Exploring the Feasibility and Sensitivity of Deep Reinforcement Learning Controlled Traffic Signals in Bidirectional Two-Lane Road Work Zones

Reconstruction of bidirectional two-lane roads typically necessitates closing one lane, with traffic signal control (TSC) implemented to prevent direct conflicts between opposing traffic flows. First, the effectiveness of 16 modified discrete and continuous deep reinforcement learning (DRL) algorithms from 4 categories (DQN, AC, PO, DDPG) was systematically investigated in virtual and real-world bidirectional two-lane road work zone scenarios by this study to explore inter-correlations between scenarios and DRL algorithms. Next, multiple sensitivity analyses, including the work zone length, average speed, and directional distribution factor, are conducted to explore the core mechanisms underlying the performance discrepancies of different algorithms. Results indicates that the discrete D3QN-PER-2s (Dueling Double Deep Q network that uses both prioritized experiences replay and double-step temporal difference methods) outperforms continuous DRL and baseline methods in both virtual and real-world scenarios.

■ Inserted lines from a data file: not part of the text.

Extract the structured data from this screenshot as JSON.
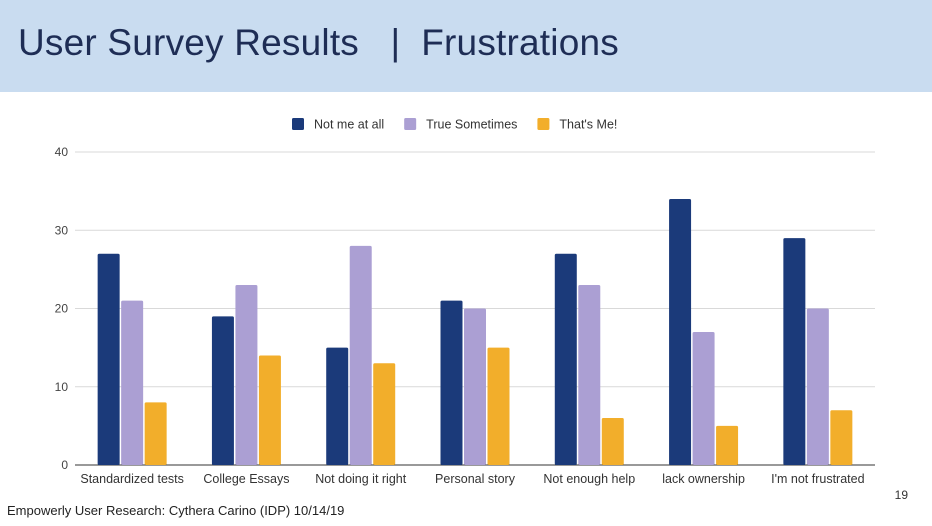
{
  "slide": {
    "title": "User Survey Results   |  Frustrations",
    "number": "19",
    "credit": "Empowerly User Research: Cythera Carino (IDP) 10/14/19"
  },
  "colors": {
    "header_bg": "#c9dcf0",
    "title_text": "#1e2d55",
    "series": [
      "#1b3a7a",
      "#ab9fd3",
      "#f2ae2b"
    ],
    "grid": "#d9d9d9"
  },
  "chart_data": {
    "type": "bar",
    "categories": [
      "Standardized tests",
      "College Essays",
      "Not doing it right",
      "Personal story",
      "Not enough help",
      "lack ownership",
      "I'm not frustrated"
    ],
    "series": [
      {
        "name": "Not me at all",
        "values": [
          27,
          19,
          15,
          21,
          27,
          34,
          29
        ]
      },
      {
        "name": "True Sometimes",
        "values": [
          21,
          23,
          28,
          20,
          23,
          17,
          20
        ]
      },
      {
        "name": "That's Me!",
        "values": [
          8,
          14,
          13,
          15,
          6,
          5,
          7
        ]
      }
    ],
    "yticks": [
      0,
      10,
      20,
      30,
      40
    ],
    "ylim": [
      0,
      40
    ],
    "grid": true,
    "legend_position": "top-center"
  }
}
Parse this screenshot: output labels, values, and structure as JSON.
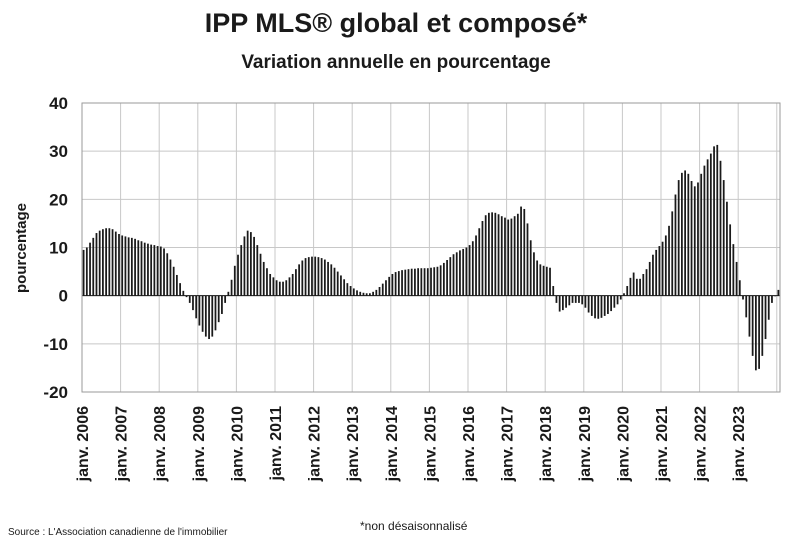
{
  "chart_data": {
    "type": "bar",
    "title": "IPP MLS® global et composé*",
    "subtitle": "Variation annuelle en pourcentage",
    "ylabel": "pourcentage",
    "xlabel": "",
    "ylim": [
      -20,
      40
    ],
    "yticks": [
      -20,
      -10,
      0,
      10,
      20,
      30,
      40
    ],
    "grid": true,
    "x_tick_labels": [
      "janv. 2006",
      "janv. 2007",
      "janv. 2008",
      "janv. 2009",
      "janv. 2010",
      "janv. 2011",
      "janv. 2012",
      "janv. 2013",
      "janv. 2014",
      "janv. 2015",
      "janv. 2016",
      "janv. 2017",
      "janv. 2018",
      "janv. 2019",
      "janv. 2020",
      "janv. 2021",
      "janv. 2022",
      "janv. 2023"
    ],
    "bar_color": "#1a1a1a",
    "series": [
      {
        "values": [
          9.5,
          10,
          11,
          12,
          13,
          13.5,
          13.8,
          14,
          14,
          13.8,
          13.3,
          12.8,
          12.5,
          12.3,
          12.1,
          12,
          11.8,
          11.5,
          11.3,
          11,
          10.8,
          10.6,
          10.5,
          10.3,
          10.2,
          9.8,
          8.8,
          7.5,
          6,
          4.3,
          2.6,
          1,
          -0.3,
          -1.5,
          -3,
          -4.7,
          -6.2,
          -7.5,
          -8.5,
          -9,
          -8.5,
          -7.2,
          -5.5,
          -3.8,
          -1.5,
          0.8,
          3.3,
          6.2,
          8.5,
          10.5,
          12.3,
          13.5,
          13.2,
          12.2,
          10.5,
          8.7,
          7,
          5.7,
          4.5,
          3.8,
          3.2,
          2.9,
          2.9,
          3.2,
          3.8,
          4.5,
          5.5,
          6.5,
          7.3,
          7.8,
          8,
          8.1,
          8.1,
          8,
          7.8,
          7.5,
          7,
          6.5,
          5.8,
          5,
          4.2,
          3.4,
          2.6,
          2,
          1.5,
          1.1,
          0.8,
          0.6,
          0.5,
          0.5,
          0.8,
          1.2,
          1.8,
          2.5,
          3.2,
          3.9,
          4.5,
          4.9,
          5.1,
          5.3,
          5.4,
          5.5,
          5.6,
          5.6,
          5.7,
          5.7,
          5.7,
          5.7,
          5.8,
          5.9,
          6,
          6.3,
          6.8,
          7.4,
          8,
          8.6,
          9,
          9.4,
          9.7,
          10,
          10.5,
          11.3,
          12.5,
          14,
          15.5,
          16.7,
          17.2,
          17.3,
          17.2,
          16.9,
          16.5,
          16.2,
          15.8,
          16,
          16.5,
          17,
          18.5,
          18,
          15,
          11.5,
          9,
          7.3,
          6.5,
          6.2,
          6,
          5.8,
          2,
          -1.5,
          -3.3,
          -3,
          -2.5,
          -2,
          -1.5,
          -1.5,
          -1.5,
          -1.8,
          -2.5,
          -3.5,
          -4.2,
          -4.7,
          -4.8,
          -4.6,
          -4.2,
          -3.8,
          -3.2,
          -2.5,
          -1.8,
          -0.8,
          0.5,
          2,
          3.7,
          4.8,
          3.5,
          3.5,
          4.5,
          5.5,
          7,
          8.5,
          9.5,
          10.3,
          11.2,
          12.5,
          14.5,
          17.5,
          21,
          24,
          25.5,
          26,
          25.3,
          23.8,
          22.7,
          23.5,
          25.3,
          27,
          28.3,
          29.5,
          31,
          31.3,
          28,
          24,
          19.5,
          14.8,
          10.7,
          7,
          3.2,
          -0.8,
          -4.5,
          -8.5,
          -12.5,
          -15.5,
          -15.2,
          -12.5,
          -9,
          -5,
          -1.5,
          0,
          1.2
        ]
      }
    ]
  },
  "source": "Source : L'Association canadienne de l'immobilier",
  "footnote": "*non désaisonnalisé"
}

Overall, D3QN-PER-2s decreases about 68% of the average waiting time and 15 % of the CO₂ emission in three real-world scenarios, indicating the strong transferability of DRL methods. Additionally, with longer work zone distance, the better performances are observed in discrete methods. Last, the fundamental mechanisms underlying the performance divergences are explored. Furthermore, several scenario-specific traffic management approaches are suggested for implementation. These findings offer valuable guidance and insights into the development and implementation of DRL TSC in bidirectional two-lane road work zones.